Auch wenn Society über die ersten zwei Drittel der Laufzeit hinweg somit einem eher langsameren, behutsamen Spannungsaufbau folgt, entfaltet sich zwischen den Figuren und Dialogen, die bewusst überzeichnet wirken und gängigen Stereotypen des 80er-Kinos entsprechen, eine mitreißende Stimmung aus Teenager-Paranoia und dem Kontrast zwischen verführerischen Impulsen sowie abstoßenden Einstellungen voller unwirklicher Fragwürdigkeiten. Seinen Höhepunkt, der selbst im von unzähligen Möglichkeiten durchzogenen Genre des Horrorfilms noch hervorsticht, erreicht Yuznas Film aber schließlich in den letzten 15-20 Minuten.

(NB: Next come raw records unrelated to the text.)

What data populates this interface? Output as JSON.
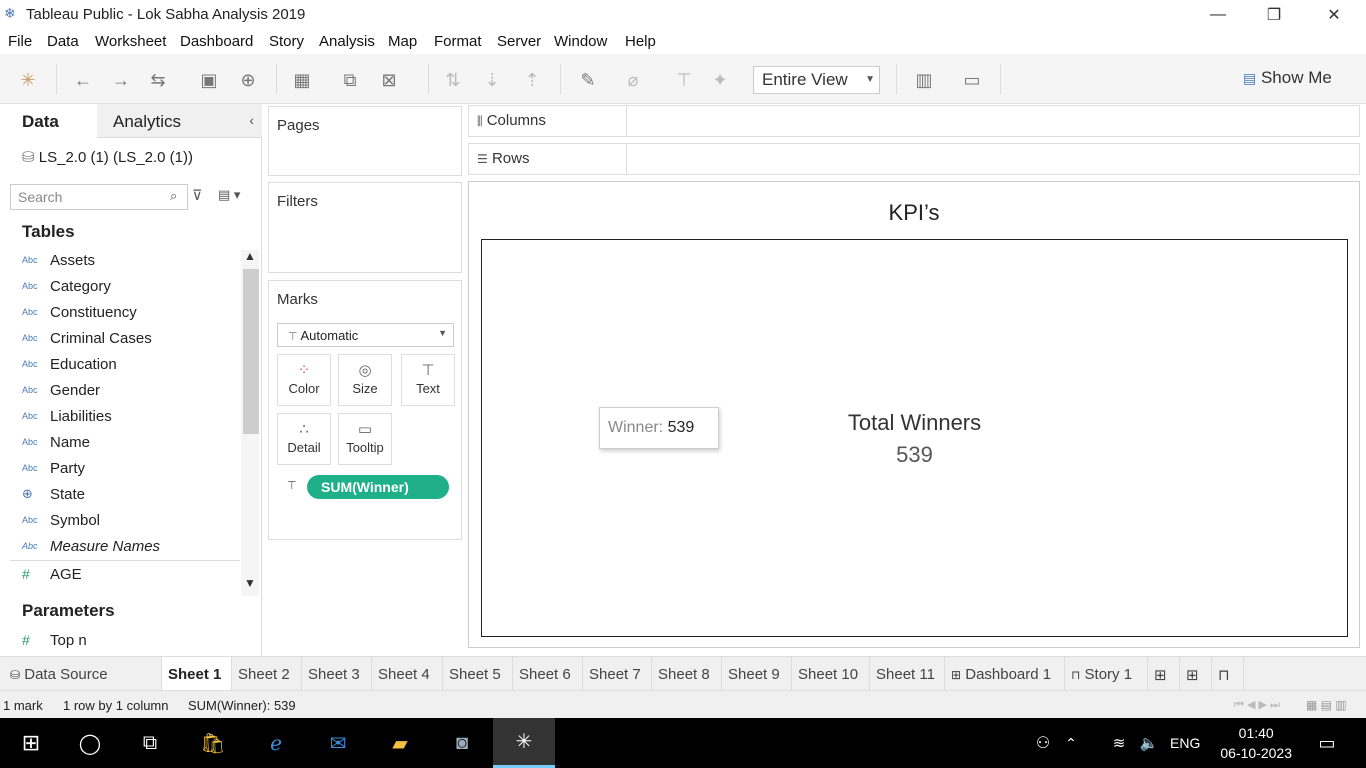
{
  "window": {
    "title": "Tableau Public - Lok Sabha Analysis 2019"
  },
  "menu": [
    "File",
    "Data",
    "Worksheet",
    "Dashboard",
    "Story",
    "Analysis",
    "Map",
    "Format",
    "Server",
    "Window",
    "Help"
  ],
  "toolbar": {
    "fit_value": "Entire View",
    "show_me_label": "Show Me"
  },
  "data_pane": {
    "tab_data": "Data",
    "tab_analytics": "Analytics",
    "datasource": "LS_2.0 (1) (LS_2.0 (1))",
    "search_placeholder": "Search",
    "tables_heading": "Tables",
    "fields": [
      {
        "type": "Abc",
        "name": "Assets"
      },
      {
        "type": "Abc",
        "name": "Category"
      },
      {
        "type": "Abc",
        "name": "Constituency"
      },
      {
        "type": "Abc",
        "name": "Criminal Cases"
      },
      {
        "type": "Abc",
        "name": "Education"
      },
      {
        "type": "Abc",
        "name": "Gender"
      },
      {
        "type": "Abc",
        "name": "Liabilities"
      },
      {
        "type": "Abc",
        "name": "Name"
      },
      {
        "type": "Abc",
        "name": "Party"
      },
      {
        "type": "globe",
        "name": "State"
      },
      {
        "type": "Abc",
        "name": "Symbol"
      },
      {
        "type": "Abc",
        "name": "Measure Names"
      },
      {
        "type": "#",
        "name": "AGE"
      }
    ],
    "parameters_heading": "Parameters",
    "parameters": [
      {
        "type": "#",
        "name": "Top n"
      }
    ]
  },
  "shelves": {
    "pages": "Pages",
    "filters": "Filters",
    "marks": "Marks",
    "mark_type": "Automatic",
    "mark_buttons": [
      "Color",
      "Size",
      "Text",
      "Detail",
      "Tooltip"
    ],
    "pill": "SUM(Winner)",
    "columns": "Columns",
    "rows": "Rows"
  },
  "view": {
    "title": "KPI’s",
    "kpi_label": "Total Winners",
    "kpi_value": "539",
    "tooltip_label": "Winner:",
    "tooltip_value": "539"
  },
  "sheet_tabs": [
    "Data Source",
    "Sheet 1",
    "Sheet 2",
    "Sheet 3",
    "Sheet 4",
    "Sheet 5",
    "Sheet 6",
    "Sheet 7",
    "Sheet 8",
    "Sheet 9",
    "Sheet 10",
    "Sheet 11",
    "Dashboard 1",
    "Story 1"
  ],
  "active_tab": "Sheet 1",
  "status": {
    "marks": "1 mark",
    "dims": "1 row by 1 column",
    "sum": "SUM(Winner): 539"
  },
  "taskbar": {
    "lang": "ENG",
    "time": "01:40",
    "date": "06-10-2023"
  },
  "colors": {
    "pill": "#1fb08a",
    "taskbar": "#000000"
  }
}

In den grotesken Einstellungen, die von orange-rötlichem Licht hypnotisch ausgeleuchtet sind und mit Effekten aufwarten, die der Special-Effects-Künstler Screaming Mad George kreierte, wandelt sich Society vollends zur ebenso stürmischen wie unvergesslichen Gesellschaftskritik. Dabei gibt sich die wohlhabende Oberschicht in Gestalt von skurrilen Wesen nicht nur einer hemmungslosen Orgie hin, bei der die schleimigen Körper miteinander verschmelzen, sondern saugt die ärmlichere Gesellschaftsschicht im wahrsten Sinne des Wortes aus. In diesem Finale, bei dem selbst eine Body-Horror-Ikone wie David Cronenberg (Videodrome) vor Neid erblassen dürfte, gerät Society endgültig zu einer außergewöhnlichen Perle des Genres, die man nicht nur, aber vor allem aufgrund des Schlussaktes, der wie ein albtraumhaftes Gemälde im Stil von Salvador Dalí wirkt, unbedingt gesehen haben sollte.